Ve lo ricordate Valentino Rossi che lascia la Yamaha con un muro nel box dopo una gara in Giappone in cui ha messo in pista tutta la rabbia contro Jorge Lorenzo? Era il 2010, Vale aveva buttato via le possibilità di giocarsi il campionato con la frattura di tibia e perone al Mugello e nel box c’era un’aria pesante: lui adesso lo racconta col sorriso, ma quando dice che non meritava un compagno di squadra veloce e spietato come Lorenzo non sta scherzando. Rossi aveva riportato Yamaha a vincere, aveva fatto vendere interi container di moto solo con le sue gare e le sue storie. Lin Jarvis e Maio Meregalli invece erano andati a pescare quel maiorchino tutto fame e talento, una macchina. Lorenzo il tifo contro lo usava per caricarsi. Lo faceva godere, dopo aver visto 300 si sentiva come Leonida alle Termopili contro l’esercito persiano. Così Valentino passa alla Ducati, lo fa davvero. La Ducati che era di Stoner e che nella testa di Vale andava fortissimo, scoprendo piuttosto in fretta che Casey ci aveva vinto solo il primo anno, con il motore ridotto a 800cc per regolamento e l’intuizione di Livio Suppo di lavorare con Bridgestone al posto di Michelin.
Due anni durissimi, dal primo test all’ultima gara. Nel mezzo, la morte di Marco Simoncelli. Valentino aveva già l’età per smettere, era lontano dalle magie in pista dei primi Duemila. Invece è tornato in Yamaha grazie alla spinta di Dorna che non voleva rinunciare a lui e pagò parte dell’ingaggio. Più incontri con gli sponsor, niente muro nel box e una serie di condizioni che Valentino si trovò ad accettare pur di ritrovarsi su di una moto costruita per vincere. In quei due anni con Ducati si era scritto di tutto su Rossi, sul fatto che avrebbe dovuto ritirarsi, che non era veloce. Invece, nel 2013, Rossi chiude con sei podi e una vittoria in Olanda. Ducati invece, che schiera Dovizioso e Hayden, non fa meglio di un quarto posto e l’anno successivo chiama Dall’Igna a guidare la rinascita del progetto. Valentino quella volta aveva ragione: la Ducati non funzionava, lui sì. E lo ha dimostrato per almeno cinque anni, di sicuro nel 2015.

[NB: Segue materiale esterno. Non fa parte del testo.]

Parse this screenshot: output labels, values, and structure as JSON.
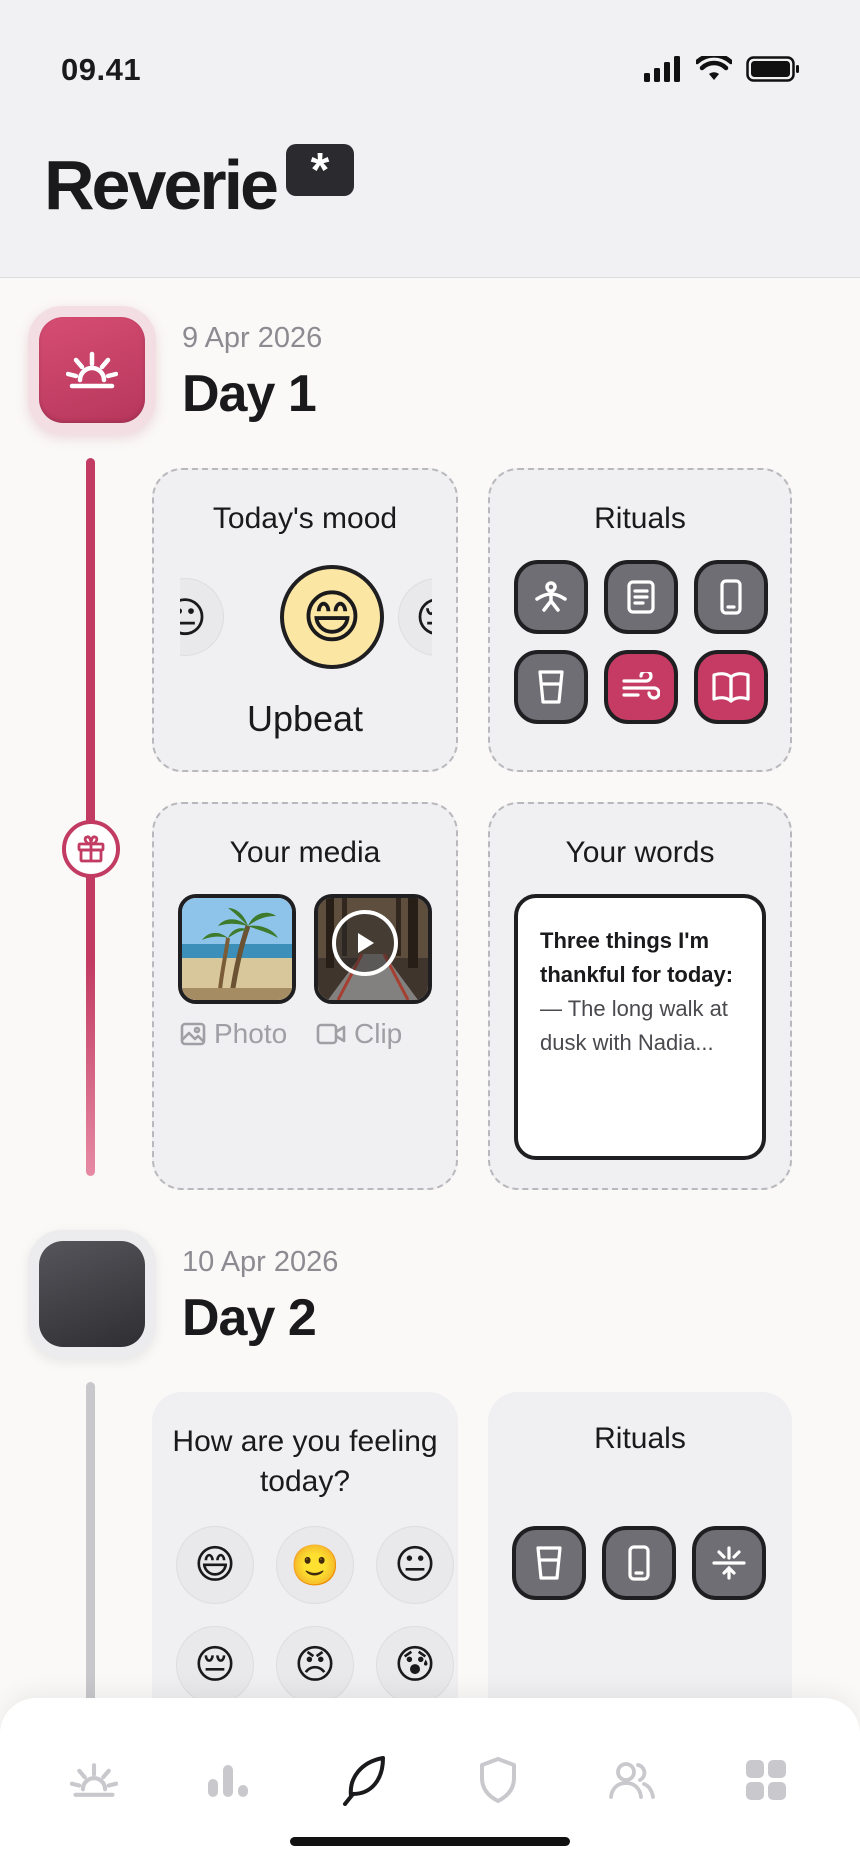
{
  "status_bar": {
    "time": "09.41"
  },
  "header": {
    "app_name": "Reverie",
    "badge": "*"
  },
  "day1": {
    "date": "9 Apr 2026",
    "title": "Day 1",
    "mood_card": {
      "title": "Today's mood",
      "emojis": [
        "😐",
        "😄",
        "😔"
      ],
      "selected": "😄",
      "label": "Upbeat"
    },
    "rituals_card": {
      "title": "Rituals",
      "items": [
        {
          "icon": "stretch-icon",
          "active": false
        },
        {
          "icon": "journal-icon",
          "active": false
        },
        {
          "icon": "phone-icon",
          "active": false
        },
        {
          "icon": "water-glass-icon",
          "active": false
        },
        {
          "icon": "breathing-icon",
          "active": true
        },
        {
          "icon": "book-icon",
          "active": true
        }
      ]
    },
    "media_card": {
      "title": "Your media",
      "photo_label": "Photo",
      "clip_label": "Clip"
    },
    "words_card": {
      "title": "Your words",
      "heading": "Three things I'm thankful for today:",
      "body": "— The long walk at dusk with Nadia..."
    }
  },
  "day2": {
    "date": "10 Apr 2026",
    "title": "Day 2",
    "mood_card": {
      "title": "How are you feeling today?",
      "emojis": [
        "😄",
        "🙂",
        "😐",
        "😔",
        "😠",
        "😰"
      ]
    },
    "rituals_card": {
      "title": "Rituals",
      "items": [
        {
          "icon": "water-glass-icon",
          "active": false
        },
        {
          "icon": "phone-icon",
          "active": false
        },
        {
          "icon": "sleep-icon",
          "active": false
        }
      ]
    }
  },
  "tabbar": {
    "items": [
      "sunrise-tab",
      "stats-tab",
      "journal-tab",
      "shield-tab",
      "people-tab",
      "grid-tab"
    ],
    "active": "journal-tab"
  },
  "colors": {
    "accent": "#c53b63",
    "dark": "#1f1f22",
    "muted": "#8c8b91"
  }
}
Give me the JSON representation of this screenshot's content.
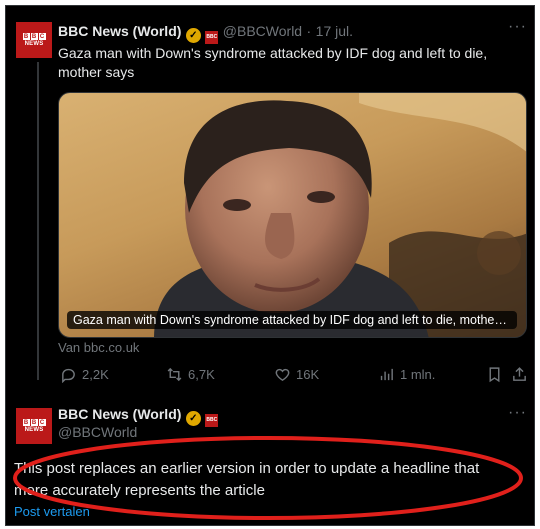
{
  "tweet1": {
    "author_name": "BBC News (World)",
    "handle": "@BBCWorld",
    "separator": "·",
    "date": "17 jul.",
    "text": "Gaza man with Down's syndrome attacked by IDF dog and left to die, mother says",
    "media_caption": "Gaza man with Down's syndrome attacked by IDF dog and left to die, mother s...",
    "source": "Van bbc.co.uk",
    "actions": {
      "replies": "2,2K",
      "reposts": "6,7K",
      "likes": "16K",
      "views": "1 mln."
    }
  },
  "tweet2": {
    "author_name": "BBC News (World)",
    "handle": "@BBCWorld",
    "text": "This post replaces an earlier version in order to update a headline that more accurately represents the article",
    "translate_link": "Post vertalen"
  },
  "avatar": {
    "letters": [
      "B",
      "B",
      "C"
    ],
    "word": "NEWS"
  },
  "icons": {
    "verified": "verified-gold-badge-icon",
    "affiliate": "bbc-affiliate-badge-icon",
    "more": "more-dots-icon",
    "reply": "reply-icon",
    "repost": "repost-icon",
    "like": "heart-icon",
    "views": "views-bar-chart-icon",
    "bookmark": "bookmark-icon",
    "share": "share-icon"
  },
  "colors": {
    "background": "#000000",
    "primary_text": "#e7e9ea",
    "muted_text": "#71767b",
    "link": "#1d9bf0",
    "bbc_red": "#bb1919",
    "verified_gold": "#e0a800",
    "annotation_red": "#e0201b"
  }
}
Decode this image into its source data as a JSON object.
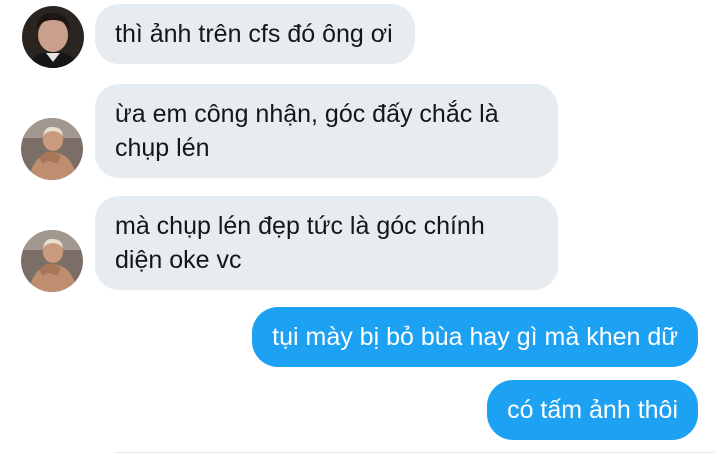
{
  "messages": [
    {
      "direction": "incoming",
      "avatar": "user-a-avatar",
      "lines": [
        "thì ảnh trên cfs đó ông ơi"
      ]
    },
    {
      "direction": "incoming",
      "avatar": "user-b-avatar",
      "lines": [
        "ừa em công nhận, góc đấy chắc là",
        "chụp lén"
      ]
    },
    {
      "direction": "incoming",
      "avatar": "user-b-avatar",
      "lines": [
        "mà chụp lén đẹp tức là góc chính",
        "diện oke vc"
      ]
    },
    {
      "direction": "outgoing",
      "lines": [
        "tụi mày bị bỏ bùa hay gì mà khen dữ"
      ]
    },
    {
      "direction": "outgoing",
      "lines": [
        "có tấm ảnh thôi"
      ]
    }
  ],
  "colors": {
    "incoming_bg": "#e6ecf0",
    "incoming_text": "#14171a",
    "outgoing_bg": "#1da1f2",
    "outgoing_text": "#ffffff"
  }
}
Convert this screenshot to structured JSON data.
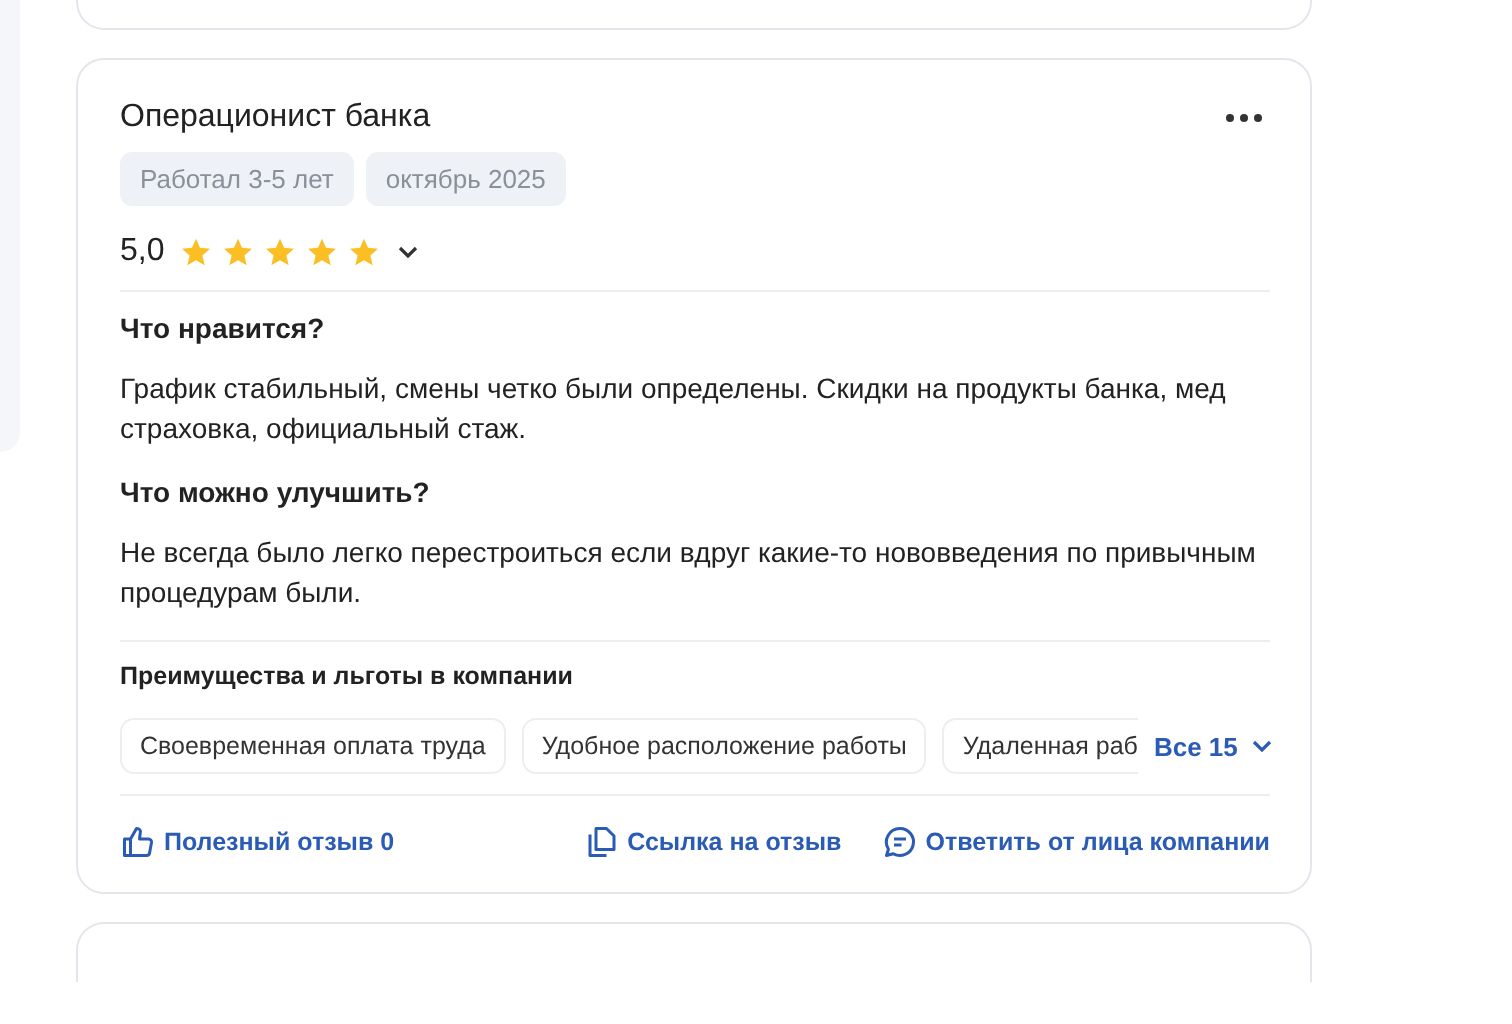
{
  "review": {
    "title": "Операционист банка",
    "tags": [
      "Работал 3-5 лет",
      "октябрь 2025"
    ],
    "rating": "5,0",
    "stars": 5,
    "sections": [
      {
        "heading": "Что нравится?",
        "text": "График стабильный, смены четко были определены. Скидки на продукты банка, мед страховка, официальный стаж."
      },
      {
        "heading": "Что можно улучшить?",
        "text": "Не всегда было легко перестроиться если вдруг какие-то нововведения по привычным процедурам были."
      }
    ],
    "benefits_title": "Преимущества и льготы в компании",
    "benefits": [
      "Своевременная оплата труда",
      "Удобное расположение работы",
      "Удаленная раб"
    ],
    "benefits_more": "Все 15",
    "actions": [
      {
        "kind": "like",
        "label": "Полезный отзыв 0"
      },
      {
        "kind": "link",
        "label": "Ссылка на отзыв"
      },
      {
        "kind": "reply",
        "label": "Ответить от лица компании"
      }
    ]
  }
}
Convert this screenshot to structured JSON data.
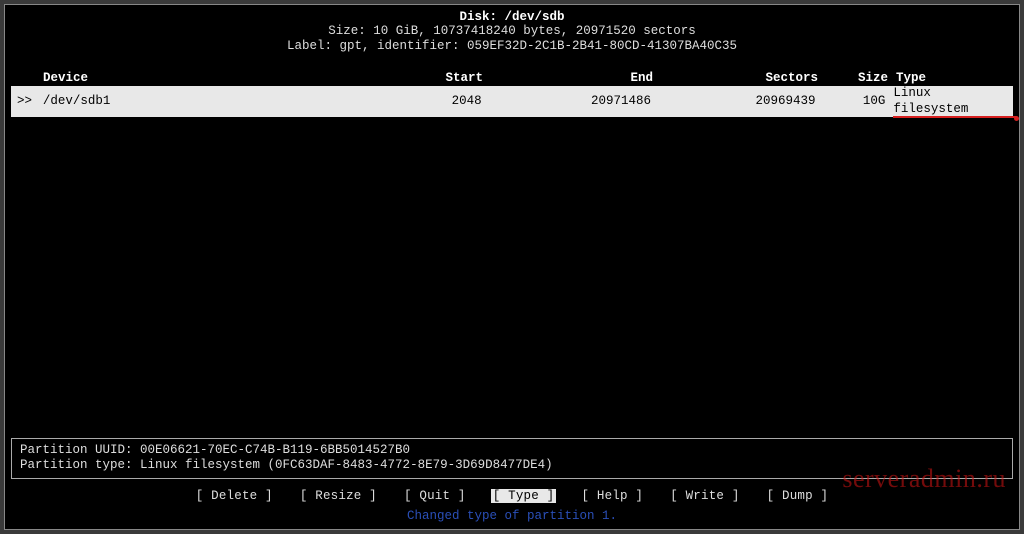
{
  "header": {
    "disk_label_prefix": "Disk: ",
    "disk_path": "/dev/sdb",
    "size_line": "Size: 10 GiB, 10737418240 bytes, 20971520 sectors",
    "label_line": "Label: gpt, identifier: 059EF32D-2C1B-2B41-80CD-41307BA40C35"
  },
  "columns": {
    "device": "Device",
    "start": "Start",
    "end": "End",
    "sectors": "Sectors",
    "size": "Size",
    "type": "Type"
  },
  "row": {
    "prefix": ">>",
    "device": "/dev/sdb1",
    "start": "2048",
    "end": "20971486",
    "sectors": "20969439",
    "size": "10G",
    "type": "Linux filesystem"
  },
  "info": {
    "uuid_line": "Partition UUID: 00E06621-70EC-C74B-B119-6BB5014527B0",
    "type_line": "Partition type: Linux filesystem (0FC63DAF-8483-4772-8E79-3D69D8477DE4)"
  },
  "menu": {
    "delete": "[ Delete ]",
    "resize": "[ Resize ]",
    "quit": "[  Quit  ]",
    "type": "[  Type  ]",
    "help": "[  Help  ]",
    "write": "[  Write ]",
    "dump": "[  Dump  ]"
  },
  "status": "Changed type of partition 1.",
  "watermark": "serveradmin.ru"
}
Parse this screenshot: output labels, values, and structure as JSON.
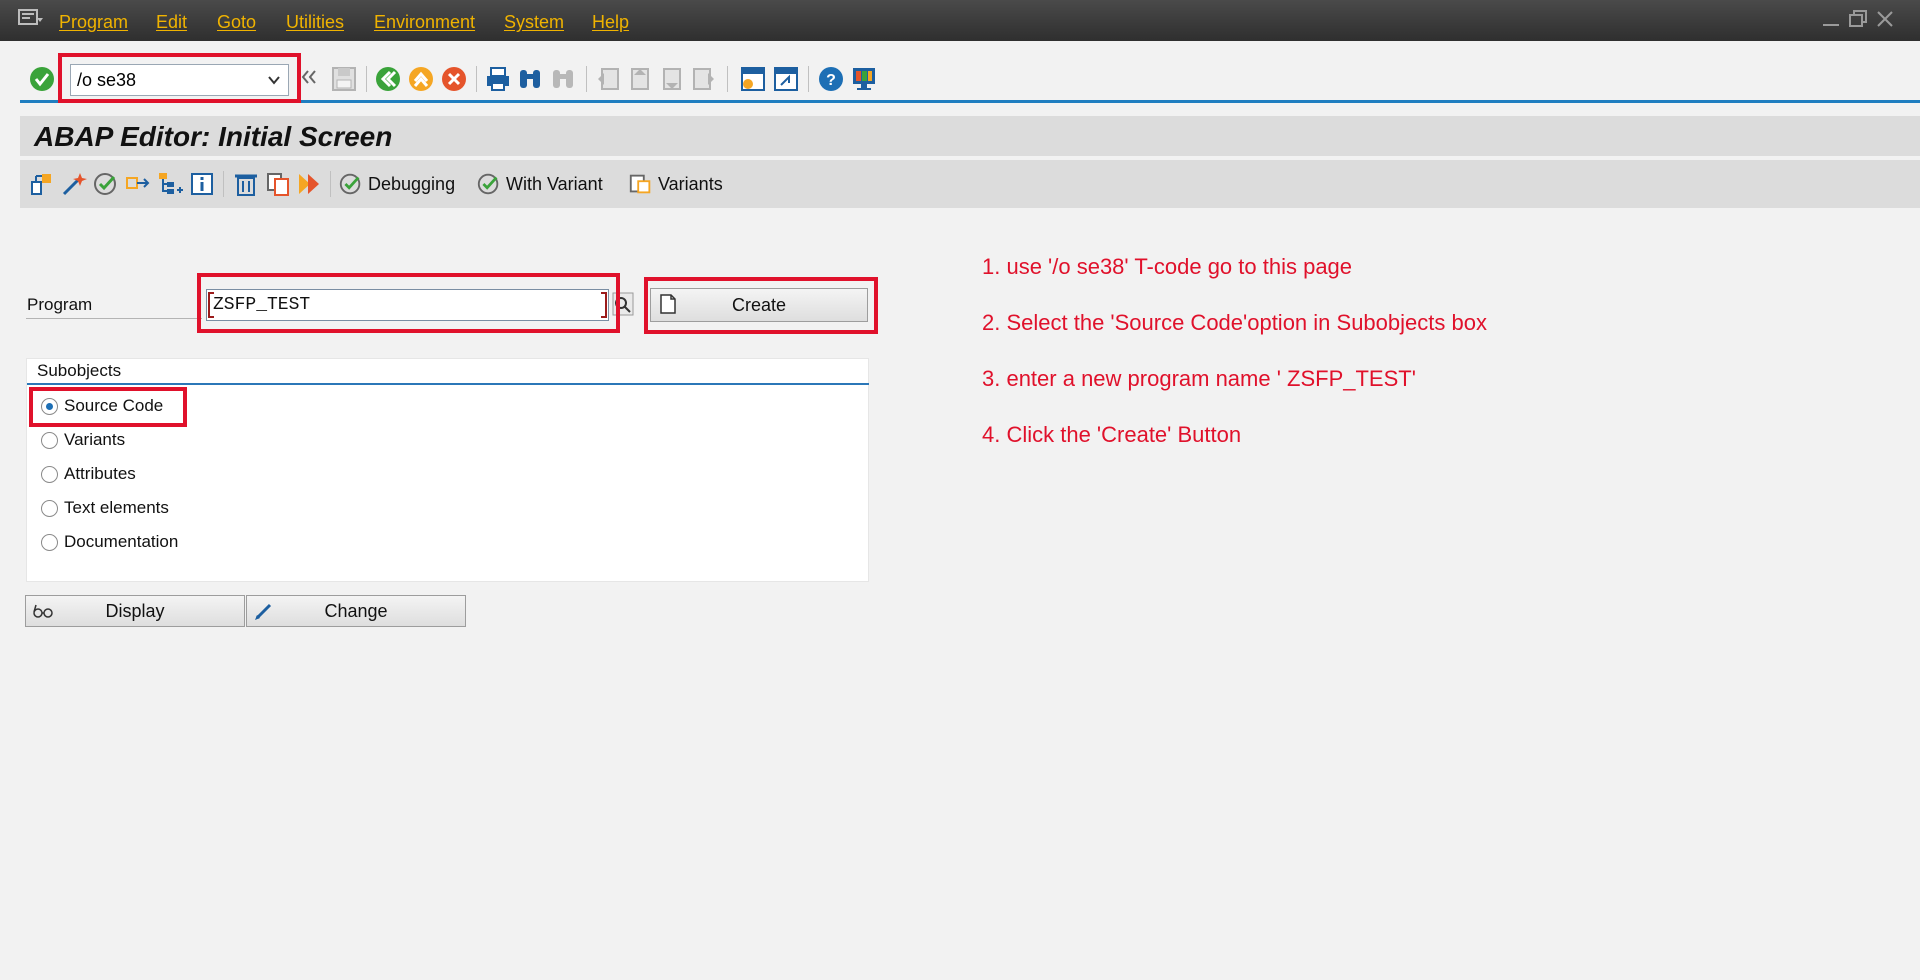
{
  "menu": {
    "items": [
      "Program",
      "Edit",
      "Goto",
      "Utilities",
      "Environment",
      "System",
      "Help"
    ]
  },
  "toolbar": {
    "command_value": "/o se38"
  },
  "title": "ABAP Editor: Initial Screen",
  "app_toolbar": {
    "debugging_label": "Debugging",
    "with_variant_label": "With Variant",
    "variants_label": "Variants"
  },
  "form": {
    "program_label": "Program",
    "program_value": "ZSFP_TEST",
    "create_label": "Create",
    "display_label": "Display",
    "change_label": "Change"
  },
  "subobjects": {
    "title": "Subobjects",
    "options": [
      {
        "label": "Source Code",
        "selected": true
      },
      {
        "label": "Variants",
        "selected": false
      },
      {
        "label": "Attributes",
        "selected": false
      },
      {
        "label": "Text elements",
        "selected": false
      },
      {
        "label": "Documentation",
        "selected": false
      }
    ]
  },
  "instructions": [
    "1. use '/o se38' T-code go to this page",
    "2. Select the 'Source Code'option in Subobjects box",
    "3. enter a new program name ' ZSFP_TEST'",
    "4. Click the 'Create' Button"
  ],
  "colors": {
    "accent": "#1f7ec0",
    "menu_text": "#f0b300",
    "annotation_red": "#e0112b"
  }
}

Con Marc Marquez in pista, fenomeno tanto quanto lui, non ce n’era per nessuno. Valentino cominciava a parlare dei problemi della M1, velocità massima e aderenza al posteriore su tutti, ripetendo le stesse parole ad ogni occasione. Nel 2019 Yamaha allontana il responsabile dello sviluppo della moto, Kouji Tsuya, che aveva cominciato a lavorarci nel 2017. Ma Rossi nel 2019 sta già pensando al ritiro e Vinales, che era partito fortissimo due anni prima, cambia numero (dal 25 al 12) in un tentativo disperato di invertire la tendenza. Oggi Maverick se n’è andato in preda al nervosismo e Fabio Quartararo sta per fare lo stesso nonostante il titolo vinto l’anno scorso. Franco Morbidelli si sta giocando la carriera, perché arrivare in fondo con una moto ufficiale è così inverosimile che si fa fatica a dare la colpa alla moto. Invece è così: Quartararo ha la fortuna di potersene andare, gli altri (Dovizioso, Morbidelli e Binder) stanno affondando con la Yamaha. Ecco, Valentino Rossi aveva ragione e bisogna ricordarselo almeno un po’. La moto dello scorso anno non andava, non era adatta, serviva un miracolo e Quartararo ha dimostrato di saperlo fare. Ma la Yamaha di oggi è come la Ducati di dieci anni fa, un miracolo o niente, la rivoluzione o l'abisso. Valentino Rossi, con 43 anni addosso e un quarto di secolo nel mondiale, ha fatto bene ad andarsene, tentare un’altra moto sarebbe stato un azzardo, l'ennesimo: per capire un progetto nuovo non basta un anno. Continuare a correre in cerca di un podio avrebbe significato farlo per altri tre, quattro anni. E quello sì, era troppo. Tra lui e la Yamaha però, il problema grosso era la Yamaha. Ecco perché ha continuato così a lungo, non credeva nemmeno lui di non essere più capace. Così come fanno bene a non crederci i piloti Yamaha di adesso, da Morbidelli a Quartararo. La strada per uscirne però è lunga, e soprattuto serve uno stravolgimento a cui i giapponesi non sono abituati.